Much speculation has surfaced in recent days that some kind of deal could be struck that would result in Kroger owning Albertsons. Let's take a look at what's being said, and contemplate how realistic the chatter is.
As is well known, Albertsons decided early last month to give it up and seek a buyer. Since that time, speculation has centered on the fact that such a decision is tantamount to chopping Albertsons to bits since it's highly unlikely that a buyer would or could obtain Albertsons in its present form, then simply continue to operate it. And, sure enough, as has been reported in these pages in recent weeks, a variety of venture-capital firms have been mentioned as possible buyers. Those buyers would be likely to plump up the best parts of Albertsons, then flip them to synergistic buyers.
Now, though, Kroger has been identified in publications such as the Wall Street Journal and the New York Times as a possible buyer. You'll see more about that on Page 1 of this week's SN. Perhaps needless to relate, neither Kroger nor Albertsons will speak to the matter, so let's figure it out for ourselves.
The idea that Kroger might be interested in Albertsons isn't preposterous on its face. After all, Kroger is no stranger to growth by acquisition. In 1999, for instance, Kroger merged with Fred Meyer Inc. in a $13 billion deal. That transaction handed Kroger the title of nation's largest conventional supermarket concern. A few smaller deals occurred at about that time too. Kroger proved to be a more successful integrator of acquired assets than some of its industry peers. In more recent years, Kroger's acquisition activity has become quiescent. Moreover, and perhaps more important to the present time, Kroger and Albertsons operate stores that are somewhat similar and maybe it's possible that Albertsons stores, rebannered as Kroger and operated by the superior management Kroger would bring, could become quite successful. Finally, it could be that Kroger sees a chance to become a truly national supermarket company, giving it closer parity to the kind of mass that Wal-Mart possesses, since the two supermarket companies would approach $100 billion in sales, on a pro forma basis.

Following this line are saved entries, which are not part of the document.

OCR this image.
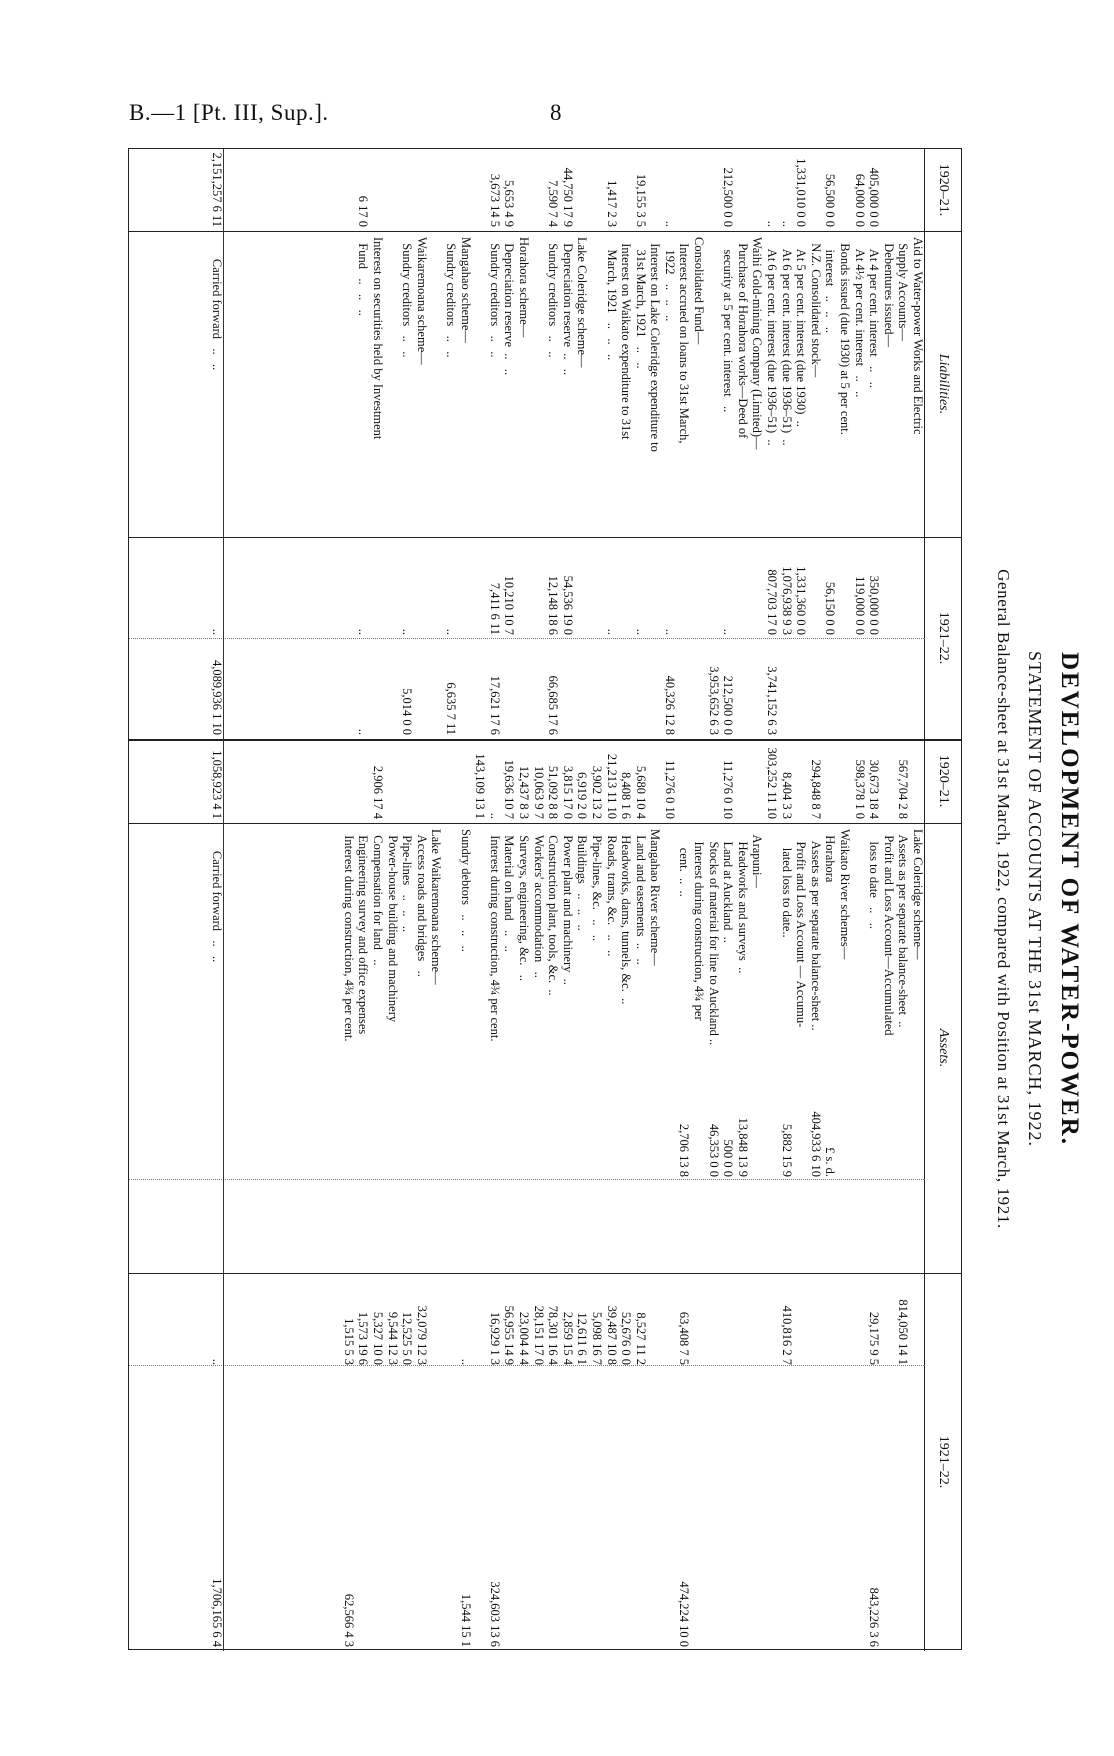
B.—1 [Pt. III, Sup.].	8
DEVELOPMENT OF WATER-POWER.
STATEMENT OF ACCOUNTS AT THE 31st MARCH, 1922.
General Balance-sheet at 31st March, 1922, compared with Position at 31st March, 1921.
1920–21.
Liabilities.
1921–22.
1920–21.
Assets.
1921–22.
Aid to Water-power Works and Electric
Supply Accounts—
Debentures issued—
405,000 0 0
At 4 per cent. interest   ..   ..
350,000 0 0
64,000 0 0
At 4½ per cent. interest   ..   ..
119,000 0 0
Bonds issued (due 1930) at 5 per cent.
56,500 0 0
interest   ..   ..   ..
56,150 0 0
N.Z. Consolidated stock—
1,331,010 0 0
At 5 per cent. interest (due 1930)  ..
1,331,360 0 0
..
At 6 per cent. interest (due 1936–51)  ..
1,076,938 9 3
..
At 6 per cent. interest (due 1936–51)  ..
807,703 17 0
3,741,152 6 3
Waihi Gold-mining Company (Limited)—
Purchase of Horahora works—Deed of
212,500 0 0
security at 5 per cent. interest   ..
..
212,500 0 0
3,953,652 6 3
Consolidated Fund—
Interest accrued on loans to 31st March,
..
1922   ..   ..   ..
..
40,326 12 8
Interest on Lake Coleridge expenditure to
19,155 3 5
31st March, 1921   ..   ..
..
Interest on Waikato expenditure to 31st
1,417 2 3
March, 1921   ..   ..   ..
..
Lake Coleridge scheme—
44,750 17 9
Depreciation reserve  ..   ..
54,536 19 0
7,590 7 4
Sundry creditors   ..   ..
12,148 18 6
66,685 17 6
Horahora scheme—
5,653 4 9
Depreciation reserve  ..   ..
10,210 10 7
3,673 14 5
Sundry creditors   ..   ..
7,411 6 11
17,621 17 6
Mangahao scheme—
Sundry creditors   ..   ..
..
6,635 7 11
Waikaremoana scheme—
Sundry creditors   ..   ..
..
5,014 0 0
Interest on securities held by Investment
6 17 0
Fund   ..   ..   ..
..
..
2,151,257 6 11
Carried forward   ..   ..
..
4,089,936 1 10
Lake Coleridge scheme—
567,704 2 8
Assets as per separate balance-sheet  ..
814,050 14 1
Profit and Loss Account—Accumulated
30,673 18 4
loss to date   ..   ..
29,175 9 5
843,226 3 6
598,378 1 0
Waikato River schemes—
Horahora
£ s. d.
294,848 8 7
Assets as per separate balance-sheet ..
404,933 6 10
Profit and Loss Account — Accumu-
8,404 3 3
lated loss to date..
5,882 15 9
410,816 2 7
303,252 11 10
Arapuni—
Headworks and surveys  ..
13,848 13 9
11,276 0 10
Land at Auckland  ..
500 0 0
Stocks of material for line to Auckland ..
46,353 0 0
Interest during construction, 4¾ per
cent.  ..  ..
2,706 13 8
63,408 7 5
474,224 10 0
11,276 0 10
Mangahao River scheme—
5,680 10 4
Land and easements  ..   ..
8,527 11 2
8,408 1 6
Headworks, dams, tunnels, &c.  ..
52,676 0 0
21,213 11 10
Roads, trams, &c.   ..   ..
39,487 10 8
3,902 13 2
Pipe-lines, &c.   ..   ..
5,098 16 7
6,919 2 0
Buildings   ..   ..   ..
12,611 6 1
3,815 17 0
Power plant and machinery  ..
2,859 15 4
51,092 8 8
Construction plant, tools, &c.  ..
78,301 16 4
10,063 9 7
Workers' accommodation   ..
28,151 17 0
12,437 8 3
Surveys, engineering, &c.   ..
23,004 4 4
19,636 10 7
Material on hand   ..   ..
56,955 14 9
..
Interest during construction, 4¾ per cent.
16,929 1 3
324,603 13 6
143,109 13 1
Sundry debtors   ..   ..   ..
..
1,544 15 1
Lake Waikaremoana scheme—
Access roads and bridges   ..
32,079 12 3
Pipe-lines   ..   ..   ..
12,525 5 0
Power-house building and machinery
9,544 12 3
2,906 17 4
Compensation for land   ..
5,327 10 0
Engineering survey and office expenses
1,573 19 6
Interest during construction, 4¾ per cent.
1,515 5 3
62,566 4 3
1,058,923 4 1
Carried forward   ..   ..
..
1,706,165 6 4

Upon closer examination, though, none of this reasoning seems compelling enough to support the prediction that such a union is in the offing. One of the first hurdles is the complexity of the deal. Kroger would surely face regulatory issues with a buyout of that scope and might end up with a relatively small segment of Albertsons. That would saddle Kroger with the Herculean task of disposing of real-estate assets on a massive scale. What might make more sense for Kroger is a surgical approach. Of particular interest to Kroger might be the Shaw's and Acme chains Albertsons owns, together with some opportunistic buys of smaller store groups. That would bring Kroger into under-represented geography.
Viewed from the perspective of adding mass so Kroger can better compete with Wal-Mart, the deal also doesn't make much sense: That strategy was trotted out and tried several years ago. Wal-Mart just continued to add stores and several supermarket chains ended up with underperforming assets.